Traditional earthquake warning systems are fundamentally reactive.
- They rely on physical sensors to detect ground motion that has already begun.
- They race to transmit warnings to nearby populations.
- For people near the epicenter, this often results in a "blind zone" where the alert arrives too late—or simultaneously with the destructive waves.
RapidQuake takes a proactive approach. Instead of waiting for the ground to shake, the system functions as a continuous risk assessment engine.
It calculates the probability of a seismic event occurring at a user's specific location in the immediate future.
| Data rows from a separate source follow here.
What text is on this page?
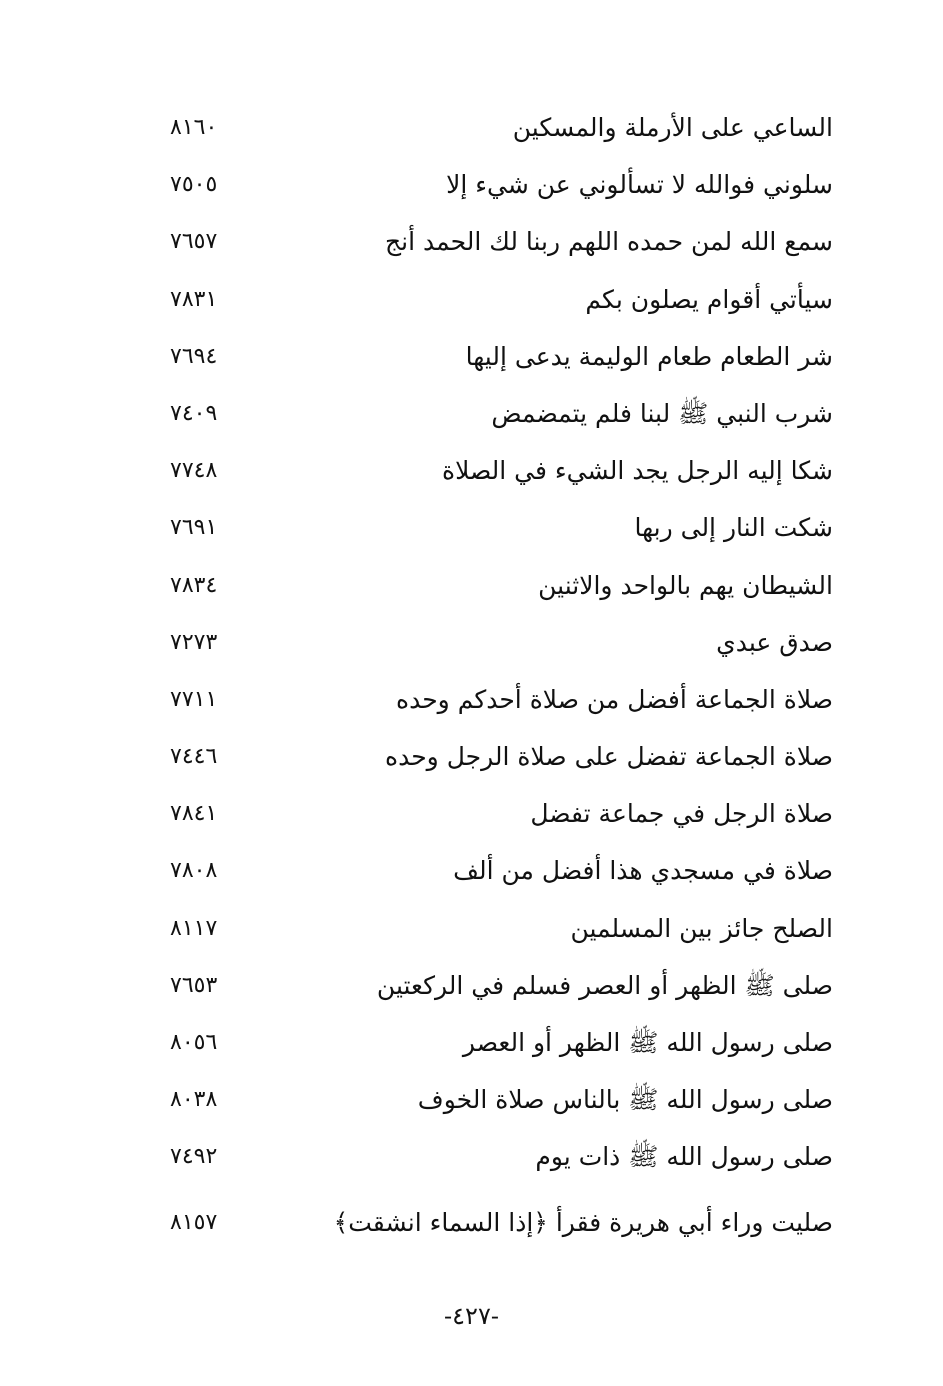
الساعي على الأرملة والمسكين
٨١٦٠
سلوني فوالله لا تسألوني عن شيء إلا
٧٥٠٥
سمع الله لمن حمده اللهم ربنا لك الحمد أنج
٧٦٥٧
سيأتي أقوام يصلون بكم
٧٨٣١
شر الطعام طعام الوليمة يدعى إليها
٧٦٩٤
شرب النبي ﷺ لبنا فلم يتمضمض
٧٤٠٩
شكا إليه الرجل يجد الشيء في الصلاة
٧٧٤٨
شكت النار إلى ربها
٧٦٩١
الشيطان يهم بالواحد والاثنين
٧٨٣٤
صدق عبدي
٧٢٧٣
صلاة الجماعة أفضل من صلاة أحدكم وحده
٧٧١١
صلاة الجماعة تفضل على صلاة الرجل وحده
٧٤٤٦
صلاة الرجل في جماعة تفضل
٧٨٤١
صلاة في مسجدي هذا أفضل من ألف
٧٨٠٨
الصلح جائز بين المسلمين
٨١١٧
صلى ﷺ الظهر أو العصر فسلم في الركعتين
٧٦٥٣
صلى رسول الله ﷺ الظهر أو العصر
٨٠٥٦
صلى رسول الله ﷺ بالناس صلاة الخوف
٨٠٣٨
صلى رسول الله ﷺ ذات يوم
٧٤٩٢
صليت وراء أبي هريرة فقرأ ﴿إذا السماء انشقت﴾
٨١٥٧
-٤٢٧-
If the calculated risk exceeds a safety threshold, the system issues a preemptive High-Risk Advisory, allowing users to take protective action (Drop, Cover, and Hold On) before the event manifests.
Risk levels can vary significantly even within the same city. RapidQuake monitors the user's exact geolocation coordinates to generate personalized risk scores rather than broad, region-wide broadcasts.
At the core of the system is a machine learning classifier trained on vast datasets of historical seismic activity. It evaluates complex patterns to determine the likelihood of an earthquake, outputting a probability score (0% - 100%) for the current location.
Time is the most critical resource in disaster management. The system is architected for low latency, ensuring that from the moment a high-risk pattern is identified, an alert reaches the user's device in under two seconds.
To prevent panic and alert fatigue, the system utilizes intelligent filtering. Alerts are only distributed to users within a relevant impact radius based on the predicted magnitude of the event (e.g., a 20km radius for minor tremors vs. a 500km radius for major events).
Trust is paramount. RapidQuake includes an independent validation subsystem that continuously polls official USGS (United States Geological Survey) data. It cross-references confirmed earthquakes with the system's past predictions to audit accuracy and refine the AI model over time.
- Location Tracking: The system securely receives the user's current position.
- Inference: These coordinates are fed into the AI model, which analyzes geological stability in that sector.
- Decision Making:
- Low Risk: The system continues monitoring silently.
- High Risk: The system triggers an immediate alert event.
- Notification: A visual and auditory advisory is pushed to the user's interface.
- Validation: Post-event, the system compares its prediction against official government data to measure success.
- Life Safety: Providing seconds or minutes of lead time allows individuals to move away from glass, secure heavy objects, or exit dangerous structures.
- Infrastructure Protection: Future iterations could automate shutting down gas lines, stopping trains, or pausing heavy machinery based on high-probability forecasts.
- Data Science Application: Demonstrates the viable application of Supervised Machine Learning in the field of disaster management and geology.
Email: arjunpatil011@gmail.com
Disclaimer: RapidQuake is an experimental project developed for educational and research purposes. It is not intended to replace official government emergency alert systems.